Le regard du photographe prend ainsi place à
l'intérieur de la scène en adoptant le
point de vue d'un consommateur auquel il associe le
spectateur.
Le double statut du photographe
(badaud et opérateur) et l'ambiguïté
de cette position sont mis en valeur par le regard de
la jeune femme en arrière plan qui semble intriguée
par ce qu'elle voit : le photographe assis à
la terrasse en train de prendre un cliché.
C'est ainsi que cette photographie s'organise sur un
double registre : 1) le registre du reportage où
un photographe-journaliste saisit sur le vif le mouvement
d'une foule à laquelle il est mêlé
; 2) le registre de la mise en scène où
un photographe (artiste, inspiré) dirige deux
modèles (élèves comédiens)
au milieu d'une foule. Le regard de la passante redouble
le regard des spectateurs que nous sommes, révélant
ainsi un cadre énonciatif de deuxième
degré à l'intérieur de l'image.
3. Contrechamp et contrecadre
:
La terrasse du café est dans le contre champ
du couple alors que le photographe est dans le contre
cadre de la passante qui observe la mise en scène
(et donc le dispositif énonciatif).
4. Valeur du plan et
hors-champ :
Ces deux cadres concurrents
enchâssent ou insèrent le couple, en plan
américain, dans un plan général
de foule qui sert en quelque sorte de décor naturel
au baiser. La distance relative semble correspondre
au cadre obtenu avec un objectif de 50 mm, autrement
dit au champ de vision du consommateur attablé,
sans effet de grossissement ni de recul.
Ces remarques nous incitent
à penser que la photographie a pu être
partiellement mise en scène, le couple étant
invité à jouer le baiser au milieu d'une
foule saisie sur le vif (ce qui s'avère être
effectivement la façon dont la photo a été
réalisée).
5. Mise au point et profondeur
de champ :
La mise au point se fait
sur le couple installé au centre de l'image.

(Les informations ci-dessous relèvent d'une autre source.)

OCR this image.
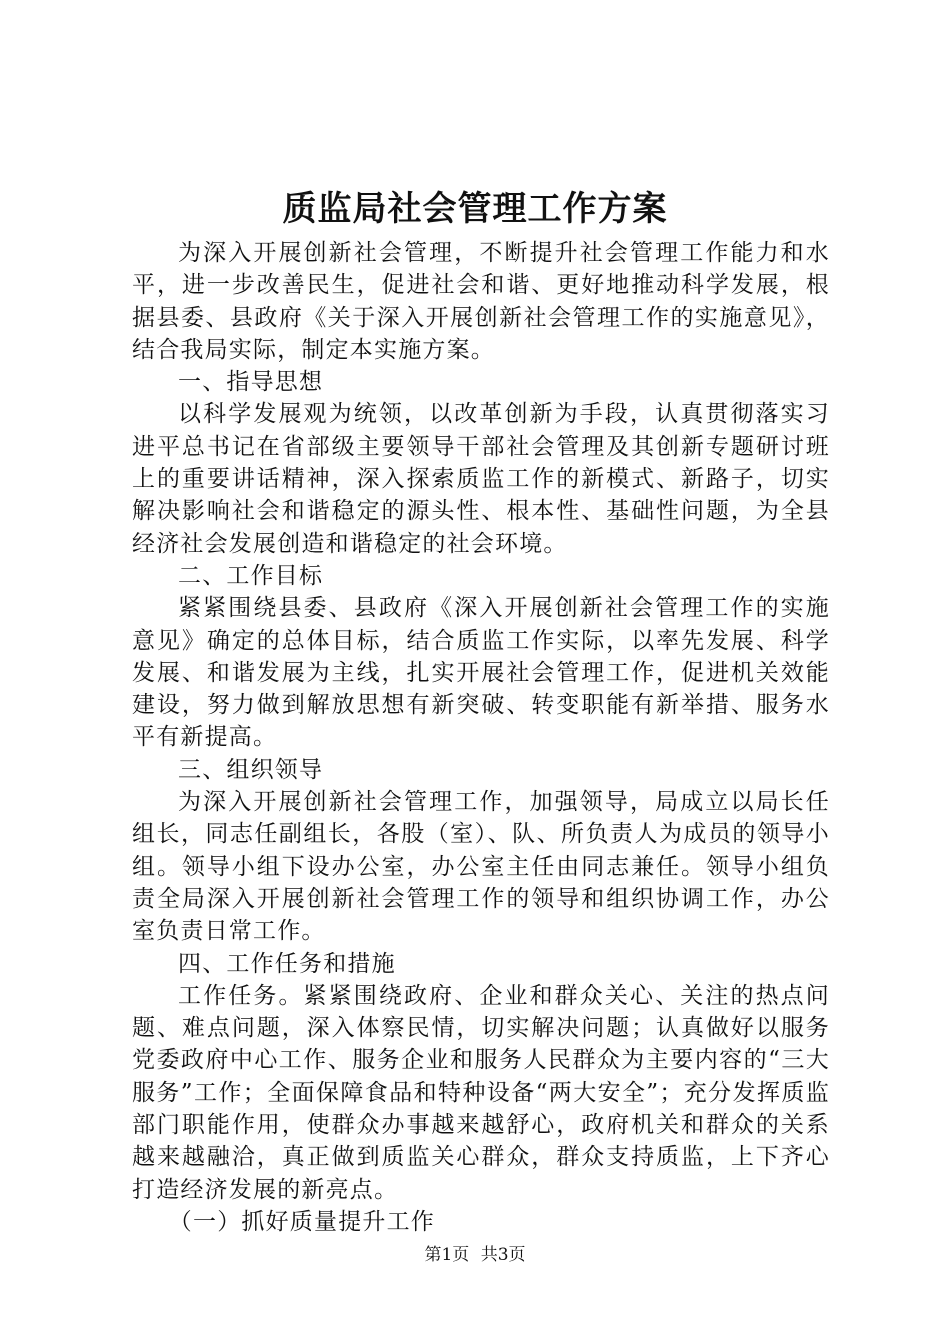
质监局社会管理工作方案

为深入开展创新社会管理，不断提升社会管理工作能力和水平，进一步改善民生，促进社会和谐、更好地推动科学发展，根据县委、县政府《关于深入开展创新社会管理工作的实施意见》，结合我局实际，制定本实施方案。

一、指导思想

以科学发展观为统领，以改革创新为手段，认真贯彻落实习进平总书记在省部级主要领导干部社会管理及其创新专题研讨班上的重要讲话精神，深入探索质监工作的新模式、新路子，切实解决影响社会和谐稳定的源头性、根本性、基础性问题，为全县经济社会发展创造和谐稳定的社会环境。

二、工作目标

紧紧围绕县委、县政府《深入开展创新社会管理工作的实施意见》确定的总体目标，结合质监工作实际，以率先发展、科学发展、和谐发展为主线，扎实开展社会管理工作，促进机关效能建设，努力做到解放思想有新突破、转变职能有新举措、服务水平有新提高。

三、组织领导

为深入开展创新社会管理工作，加强领导，局成立以局长任组长，同志任副组长，各股（室）、队、所负责人为成员的领导小组。领导小组下设办公室，办公室主任由同志兼任。领导小组负责全局深入开展创新社会管理工作的领导和组织协调工作，办公室负责日常工作。

四、工作任务和措施

工作任务。紧紧围绕政府、企业和群众关心、关注的热点问题、难点问题，深入体察民情，切实解决问题；认真做好以服务党委政府中心工作、服务企业和服务人民群众为主要内容的“三大服务”工作；全面保障食品和特种设备“两大安全”；充分发挥质监部门职能作用，使群众办事越来越舒心，政府机关和群众的关系越来越融洽，真正做到质监关心群众，群众支持质监，上下齐心打造经济发展的新亮点。

（一）抓好质量提升工作

第1页 共3页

L'homme se penche sur sa compagne qui se laisse aller
sur son épaule dans un mouvement de rotation
où ils quittent tous deux l'axe du cheminement
de la foule pour se tourner vers nous.
Il se produit ainsi un décrochage dans l'image
qui fait apparaître un deuxième cadre que
l'on peut qualifier d'énonciatif. Ce deuxième
cadre ouvre un espace imaginaire, ou symbolique, dans
l'univers du réel quotidien. Le mouvement des
deux passants est suspendu, le temps se fige l'instant
d'un baiser.
La faible profondeur de
champ, due à une lumière incertaine, est
renforcée par le flou propre aux personnages
et véhicules en déplacement. Elle fait
ressortir le couple au milieu de la foule.
6. L'angle de prise de
vues est orthogonal par rapport au plan du baiser
qui est saisi en contre-plongée. Compte tenu
du mouvement de rotation du couple, le photographe est
en position de ¾ droite par rapport au trottoir
et à la rue. Cette double orientation confirme
le double cadrage et les deux sujets complémentaires
qui structurent l'image.
7. Mouvements et regards :
Les yeux fermés ou
le regard aveugle des jeunes gens introduisent l'émotion
au cœur même de l'image. Le lieu invisible de
leur rencontre est le point obscur à partir duquel
s'organisent les regards croisés des consommateurs,
du photographe et des passants, complices ou infifférents.